Les cadres sont posés à terre, évidés de leur précieuse toile. Cette vision incroyable d’un Louvre sans tableaux se trouve actuellement dans une petite exposition, «Le Louvre pendant la guerre» : 56 clichés, originaux pour la plupart, inédits pour certains, montrent ce qu’était l’immense musée sous l’Occupation. Écrasé par la marée humaine aujourd’hui, ce fut un bâtiment déserté de ses collections, à moitié fermé, sporadiquement visité par des groupes de militaires allemands.
Issues du fonds du photographe Pierre Jahan, d’archives allemandes, d’images de presse ou de clichés commandés par le Louvre à son administration, les photographies sont à mi-chemin entre le reportage et l’art. Massive et impavide, une Vénus de Milo encordée, prête à être enfermée et cachée pendant des années, symbolise à elle seule cette période trouble. Une Diane à la biche, cachée derrière des sacs de sable et une photo de chars passant devant le Louvre rappellent le contexte cru de la guerre.
On suit le déménagement des œuvres, qui s’organisa dès 1939. Officiellement, c’est pour éviter les pertes dues aux éventuels bombardements que tout, ou presque, partit en province. On voit de gigantesques caisses en bois et des ouvriers qui peinent à les faire entrer dans des camions. Leurs regards durs et tranchés en disent long sur la portée symbolique de cette mise à l’écart du patrimoine français. Si les Allemands ont réclamé l’accès au Louvre et aux collections nationales dès septembre 1940, ils n’ont eu droit qu’à des moulages ou à des œuvres secondaires. La Joconde, la Vénus de Milo ou la Victoire de Samothrace furent mises à l’abri, à partir de l’été 1939, au château de Chambord, dans celui de Valençay ou au musée de Montauban.
Tout fut remis en place en 1947
Plusieurs centaines d’objets et 3 690 tableaux manquèrent ainsi au Louvre pendant près de dix ans. Parce qu’il fut longtemps difficile de circuler après la Libération, et que le Louvre avait des problèmes de chauffage, le retour à la normale ne sera, en effet, possible qu’en 1947. Tout fut alors remis en place. Le Louvre estime que le comte Wolff-Metternich, responsable à la Wehrmacht et grand amateur d’art, a joué un rôle « d’allié » des conservateurs français dans leur lutte contre les revendications allemandes.
Par ailleurs, cinq images historiques et inédites retrouvées dans les archives allemandes, à Coblence, dévoilent un autre pan de l’histoire des collections, celles des œuvres spoliées aux familles ou aux marchands d’art juifs.

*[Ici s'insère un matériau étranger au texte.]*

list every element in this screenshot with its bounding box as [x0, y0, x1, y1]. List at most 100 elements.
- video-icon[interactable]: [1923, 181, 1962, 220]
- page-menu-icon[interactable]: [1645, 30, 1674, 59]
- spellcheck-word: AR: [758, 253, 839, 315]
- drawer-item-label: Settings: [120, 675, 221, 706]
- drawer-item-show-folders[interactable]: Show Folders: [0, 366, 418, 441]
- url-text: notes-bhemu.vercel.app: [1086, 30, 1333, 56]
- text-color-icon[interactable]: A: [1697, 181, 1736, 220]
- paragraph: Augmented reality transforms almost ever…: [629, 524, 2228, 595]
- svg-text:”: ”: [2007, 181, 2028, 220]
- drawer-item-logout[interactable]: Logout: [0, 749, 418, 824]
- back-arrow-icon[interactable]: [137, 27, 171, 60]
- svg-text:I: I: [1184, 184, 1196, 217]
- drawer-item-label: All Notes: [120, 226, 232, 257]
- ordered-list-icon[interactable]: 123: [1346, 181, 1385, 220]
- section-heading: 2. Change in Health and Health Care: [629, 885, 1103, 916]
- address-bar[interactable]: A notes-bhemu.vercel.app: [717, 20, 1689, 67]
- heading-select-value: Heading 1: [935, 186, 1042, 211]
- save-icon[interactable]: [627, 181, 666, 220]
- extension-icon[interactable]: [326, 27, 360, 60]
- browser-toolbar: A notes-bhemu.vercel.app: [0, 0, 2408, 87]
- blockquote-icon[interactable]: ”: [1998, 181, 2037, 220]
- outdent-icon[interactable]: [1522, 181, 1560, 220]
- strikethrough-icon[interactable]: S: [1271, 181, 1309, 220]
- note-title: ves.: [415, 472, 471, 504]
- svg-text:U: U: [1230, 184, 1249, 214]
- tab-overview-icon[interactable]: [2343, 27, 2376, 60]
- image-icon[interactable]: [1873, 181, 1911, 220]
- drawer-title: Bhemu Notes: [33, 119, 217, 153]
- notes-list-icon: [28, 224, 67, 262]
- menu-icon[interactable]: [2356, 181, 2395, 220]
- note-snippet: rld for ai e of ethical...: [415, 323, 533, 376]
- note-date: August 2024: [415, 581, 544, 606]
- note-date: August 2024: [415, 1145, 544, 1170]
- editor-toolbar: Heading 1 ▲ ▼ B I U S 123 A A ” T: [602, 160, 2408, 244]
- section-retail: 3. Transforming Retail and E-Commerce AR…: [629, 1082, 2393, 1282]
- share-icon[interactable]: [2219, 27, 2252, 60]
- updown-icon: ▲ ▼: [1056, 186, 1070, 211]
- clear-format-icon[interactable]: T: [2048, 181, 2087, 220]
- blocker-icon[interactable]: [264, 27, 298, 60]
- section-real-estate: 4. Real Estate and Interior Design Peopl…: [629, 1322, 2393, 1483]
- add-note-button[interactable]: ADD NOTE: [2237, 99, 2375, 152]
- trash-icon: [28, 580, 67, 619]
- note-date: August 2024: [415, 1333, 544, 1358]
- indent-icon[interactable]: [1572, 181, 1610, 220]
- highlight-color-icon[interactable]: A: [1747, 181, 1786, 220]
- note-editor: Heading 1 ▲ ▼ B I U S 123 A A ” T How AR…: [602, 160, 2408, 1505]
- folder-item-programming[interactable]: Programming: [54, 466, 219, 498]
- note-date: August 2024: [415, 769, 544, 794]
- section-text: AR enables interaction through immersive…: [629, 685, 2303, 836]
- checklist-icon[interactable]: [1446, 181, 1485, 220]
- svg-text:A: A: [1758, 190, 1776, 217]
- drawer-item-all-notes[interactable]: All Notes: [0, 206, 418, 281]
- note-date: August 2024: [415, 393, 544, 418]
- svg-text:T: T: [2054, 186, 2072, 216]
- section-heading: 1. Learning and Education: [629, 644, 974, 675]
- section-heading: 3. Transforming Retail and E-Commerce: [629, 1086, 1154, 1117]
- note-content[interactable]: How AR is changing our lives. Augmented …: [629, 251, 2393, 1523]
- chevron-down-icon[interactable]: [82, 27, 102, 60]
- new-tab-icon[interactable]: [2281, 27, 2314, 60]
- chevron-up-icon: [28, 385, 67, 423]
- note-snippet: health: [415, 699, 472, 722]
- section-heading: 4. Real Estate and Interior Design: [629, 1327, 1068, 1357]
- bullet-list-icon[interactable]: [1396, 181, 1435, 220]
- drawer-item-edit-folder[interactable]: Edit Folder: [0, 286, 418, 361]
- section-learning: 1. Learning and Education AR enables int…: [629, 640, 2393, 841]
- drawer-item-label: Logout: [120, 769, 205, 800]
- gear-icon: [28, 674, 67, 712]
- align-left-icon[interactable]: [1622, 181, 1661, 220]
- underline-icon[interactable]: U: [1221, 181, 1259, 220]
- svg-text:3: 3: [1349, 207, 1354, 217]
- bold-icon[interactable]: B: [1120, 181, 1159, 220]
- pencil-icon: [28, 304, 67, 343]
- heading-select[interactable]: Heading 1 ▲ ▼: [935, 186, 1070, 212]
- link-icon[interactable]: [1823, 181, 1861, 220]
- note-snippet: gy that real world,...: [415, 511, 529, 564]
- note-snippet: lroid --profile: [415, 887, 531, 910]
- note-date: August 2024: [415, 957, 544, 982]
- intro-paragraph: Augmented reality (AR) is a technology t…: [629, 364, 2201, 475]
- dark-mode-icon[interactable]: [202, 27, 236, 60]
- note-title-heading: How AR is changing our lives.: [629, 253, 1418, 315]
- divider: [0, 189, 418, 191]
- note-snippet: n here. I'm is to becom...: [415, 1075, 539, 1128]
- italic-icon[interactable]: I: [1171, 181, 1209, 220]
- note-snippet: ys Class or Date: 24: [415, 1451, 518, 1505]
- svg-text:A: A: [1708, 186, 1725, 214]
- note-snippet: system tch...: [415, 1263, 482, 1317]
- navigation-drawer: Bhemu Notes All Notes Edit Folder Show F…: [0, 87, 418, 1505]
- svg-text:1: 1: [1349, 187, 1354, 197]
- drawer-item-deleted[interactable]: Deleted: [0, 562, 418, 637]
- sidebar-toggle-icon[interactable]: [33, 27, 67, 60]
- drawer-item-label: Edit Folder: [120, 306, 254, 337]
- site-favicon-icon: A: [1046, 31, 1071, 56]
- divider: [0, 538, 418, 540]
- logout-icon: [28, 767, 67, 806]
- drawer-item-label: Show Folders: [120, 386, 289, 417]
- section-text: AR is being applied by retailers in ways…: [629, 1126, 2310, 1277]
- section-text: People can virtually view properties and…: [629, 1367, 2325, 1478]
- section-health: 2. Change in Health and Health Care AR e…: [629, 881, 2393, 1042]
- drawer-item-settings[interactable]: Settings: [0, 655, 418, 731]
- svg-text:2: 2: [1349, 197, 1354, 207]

« Jacques Jaujard, le directeur des Musées de France d’alors, avait pris la décision d’affecter des salles du Louvre pour les spoliations juives. Dans son esprit, c’était une manière de garder une forme de contrôle sur ce qui allait être envoyé en Allemagne. Après guerre, lors des tentatives de restitutions, cette stratégie s’est révélée payante », explique Guillaume Fonkenell, commissaire de l’exposition.
Des clichés passionnants, où l’on aperçoit une partie des collections Rothschild et Kramer, dûment et absurdement étiquetées.
Le Louvre, salle de la Maquette, jusqu’au 31 août.